Department of Food Technology, Safety and Health, Faculty of Bioscience Engineering, Ghent University, Coupure Links 653, 9000, Ghent, Belgium.
Department of Molecular Biotechnology, Environmental Technology, and Food Technology, Ghent University Global Campus, 119, Songdomunhwa-Ro, Yeonsu-Gu, Incheon, 21985, South Korea.
Sci Rep. 2023 Mar 14;13(1):4261. doi: 10.1038/s41598-023-31517-8.
Spearmint (Mentha spicata L.) is grown for its essential oil (EO), which find use in food, beverage, fragrance and other industries. The current study explores the ability of near infrared hyperspectral imaging (HSI) (935 to 1720 nm) to predict, in a rapid, nondestructive manner, the essential oil content of dried spearmint (0.2 to 2.6% EO). Spectral values of spearmint samples varied considerably with spatial coordinates, and so the use of averaging the spectral values of a surface scan was warranted. Data preprocessing was done with Multiplicative Scatter Correction (MSC) or Standard Normal Variate (SNV). Selection of spectral input variables was done with Least Absolute Shrinkage and Selection Operator (LASSO), Principal Component Analysis (PCA) or Partial Least Squares (PLS). Regression was executed with linear regression (LASSO, PLS regression, PCA regression), Support Vector Machine (SVM) regression, and Multilayer Perceptron (MLP). The best prediction of EO concentration was achieved with the combination of MSC or SNV preprocessing, PLS dimension reduction, and MLP regression (1 hidden layer with 6 nodes), achieving a good prediction with a ratio of performance to deviation (RPD) of 2.84 ± 0.07, an R of prediction of 0.863 ± 0.008, and a RMSE of prediction of 0.219 ± 0.005% EO. These results show that NIR-HSI is a viable method for rapid, nondestructive analysis of EO concentration. Future work should explore the use of NIR in the visible spectrum, the use of HSI for determining EO in other plant materials and the potential of HSI to determine individual compounds in these solid plant/food matrices.
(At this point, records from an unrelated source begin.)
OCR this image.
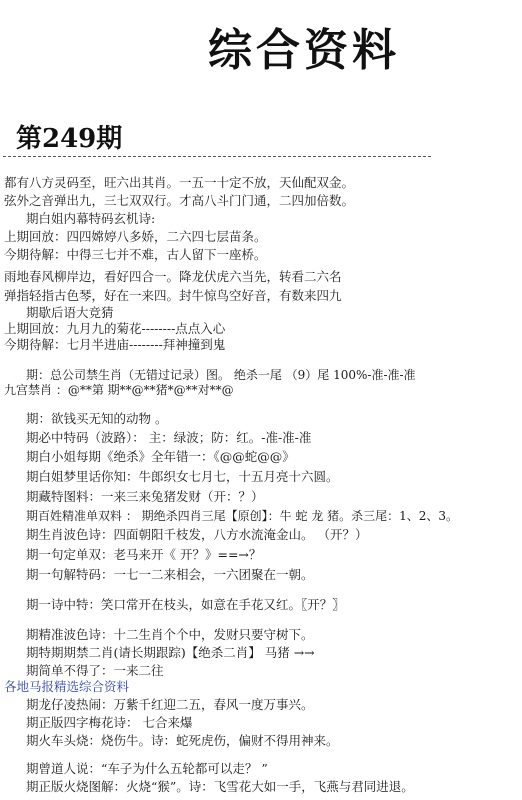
综合资料
第249期
都有八方灵码至，旺六出其肖。一五一十定不放，天仙配双金。
弦外之音弹出九，三七双双行。才高八斗门门通，二四加倍数。
期白姐内幕特码玄机诗:
上期回放：四四嫦婷八多娇，二六四七层苗条。
今期待解：中得三七并不难，古人留下一座桥。
雨地春风柳岸边，看好四合一。降龙伏虎六当先，转看二六名
弹指轻指古色琴，好在一来四。封牛惊鸟空好音，有数来四九
期歇后语大竞猜
上期回放：九月九的菊花--------点点入心
今期待解：七月半进庙--------拜神撞到鬼
期：总公司禁生肖（无错过记录）图。 绝杀一尾 （9）尾 100%-准-准-准
九宫禁肖 ：@**第 期**@**猪*@**对**@
期：欲钱买无知的动物 。
期必中特码（波路）： 主：绿波；防：红。-准-准-准
期白小姐每期《绝杀》全年错一：《@@蛇@@》
期白姐梦里话你知：牛郎织女七月七，十五月亮十六圆。
期藏特图料：一来三来兔猪发财（开：？）
期百姓精准单双料 ： 期绝杀四肖三尾【原创】：牛 蛇 龙 猪。杀三尾：1、2、3。
期生肖波色诗：四面朝阳千枝发，八方水流淹金山。 （开？）
期一句定单双：老马来开《 开？》==→？
期一句解特码：一七一二来相会，一六团聚在一朝。
期一诗中特：笑口常开在枝头，如意在手花又红。〖开？〗
期精准波色诗：十二生肖个个中，发财只要守树下。
期特期期禁二肖(请长期跟踪)【绝杀二肖】 马猪 →→
期简单不得了：一来二往
各地马报精选综合资料
期龙仔凌热闹：万紫千红迎二五，春风一度万事兴。
期正版四字梅花诗： 七合来爆
期火车头烧：烧伤牛。诗：蛇死虎伤，偏财不得用神来。
期曾道人说：“车子为什么五轮都可以走？ ”
期正版火烧图解：火烧“猴”。诗：飞雪花大如一手，飞燕与君同进退。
留兰香(Mentha spicata L.)因其精油(EO)而种植,该精油用于食品、饮料、香料和其他行业。本研究探讨了近红外高光谱成像(HSI)(935 至 1720nm)以快速、非破坏性方式预测干燥留兰香(0.2 至 2.6%EO)中精油含量的能力。留兰香样品的光谱值随空间坐标变化很大,因此有必要对表面扫描的光谱值进行平均。使用乘法散射校正(MSC)或标准正态变量(SNV)进行数据预处理。使用最小绝对值收缩和选择算子(LASSO)、主成分分析(PCA)或偏最小二乘(PLS)选择光谱输入变量。使用线性回归(LASSO、PLS 回归、PCA 回归)、支持向量机(SVM)回归和多层感知器(MLP)执行回归。通过 MSC 或 SNV 预处理、PLS 降维以及 MLP 回归(具有 6 个节点的 1 个隐藏层)的组合实现了最佳的 EO 浓度预测,其性能与偏差比(RPD)为 2.84±0.07,预测 R 为 0.863±0.008,预测 RMSE 为 0.219±0.005%EO。这些结果表明,NIR-HSI 是一种快速、非破坏性分析 EO 浓度的可行方法。未来的工作应探索 NIR 在可见光谱中的应用、HSI 用于确定其他植物材料中的 EO 以及 HSI 用于确定这些固体植物/食品基质中单个化合物的潜力。